La fibrosi cistica oggi può contare su studi avanzati sia nel Nord America che in Europa. Nel vecchio continente, l’Italia è il Paese che sta giocando un ruolo decisamente importante nella battaglia ingaggiata contro questa malattia “a timer”. E’ possibile, infatti, parlare di una via italiana verso la cura proprio grazie al lavoro svolto dalla Fondazione per la Ricerca sulla Fibrosi Cistica che ha saputo coinvolgere 144 tra laboratori e centri di ricerca, stimolando il lavoro di oltre 400 ricercatori italiani impegnati finora su 190 progetti.

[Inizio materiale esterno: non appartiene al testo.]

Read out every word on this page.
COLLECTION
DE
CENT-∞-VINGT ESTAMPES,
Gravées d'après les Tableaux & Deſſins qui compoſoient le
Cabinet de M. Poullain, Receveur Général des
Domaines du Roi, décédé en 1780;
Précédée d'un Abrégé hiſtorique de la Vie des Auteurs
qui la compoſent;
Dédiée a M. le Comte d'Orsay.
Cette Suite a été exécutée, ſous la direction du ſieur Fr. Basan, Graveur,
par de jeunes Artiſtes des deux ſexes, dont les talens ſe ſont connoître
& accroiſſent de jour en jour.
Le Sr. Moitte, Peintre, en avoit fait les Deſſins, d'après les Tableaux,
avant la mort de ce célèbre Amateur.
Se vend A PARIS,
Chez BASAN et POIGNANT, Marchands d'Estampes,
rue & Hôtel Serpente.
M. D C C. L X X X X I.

E questo è un momento particolarmente carico di attese, legato all’identificazione di prospettive terapeutiche anche per mutazioni che agiscono con altri meccanismi e nuove molecole in campo infiammatorio. La FFC onlus si sta inoltre impegnando per dare concretezza ad una nuova fase che si avvicina sempre di più all’obiettivo per la quale l’Onlus è nata 15 anni fa: il passaggio dalla sperimentazione di base alla ricerca traslazionale, dal laboratorio al letto del malato. Alcuni dei 190 progetti finanziati finora (con un investimento complessivo di 11 milioni di euro) sono arrivati a identificare molecole che potrebbero diventare veri e propri farmaci: ma perché questo avvenga, è necessario il contributo delle grandi industrie farmaceutiche e la FFC Onlus ritiene che i tempi siano maturi per lanciare un ponte con queste ultime. La posa della prima pietra avverrà a Milano, il prossimo 21 Marzo, dove la FFC Onlus, in collaborazione con il Corriere Salute del Corriere della Sera ha organizzato una tavola rotonda sul tema “Farmaci orfani per malattie orfane. Il caso della fibrosi cistica”. (Sede Fondazione Corriere della Sera, Sala Buzzati) cui prenderanno parte, oltre alle grandi industrie del farmaco, scienziati, medici, imprenditori e quanti gravitano in questo universo della medicina.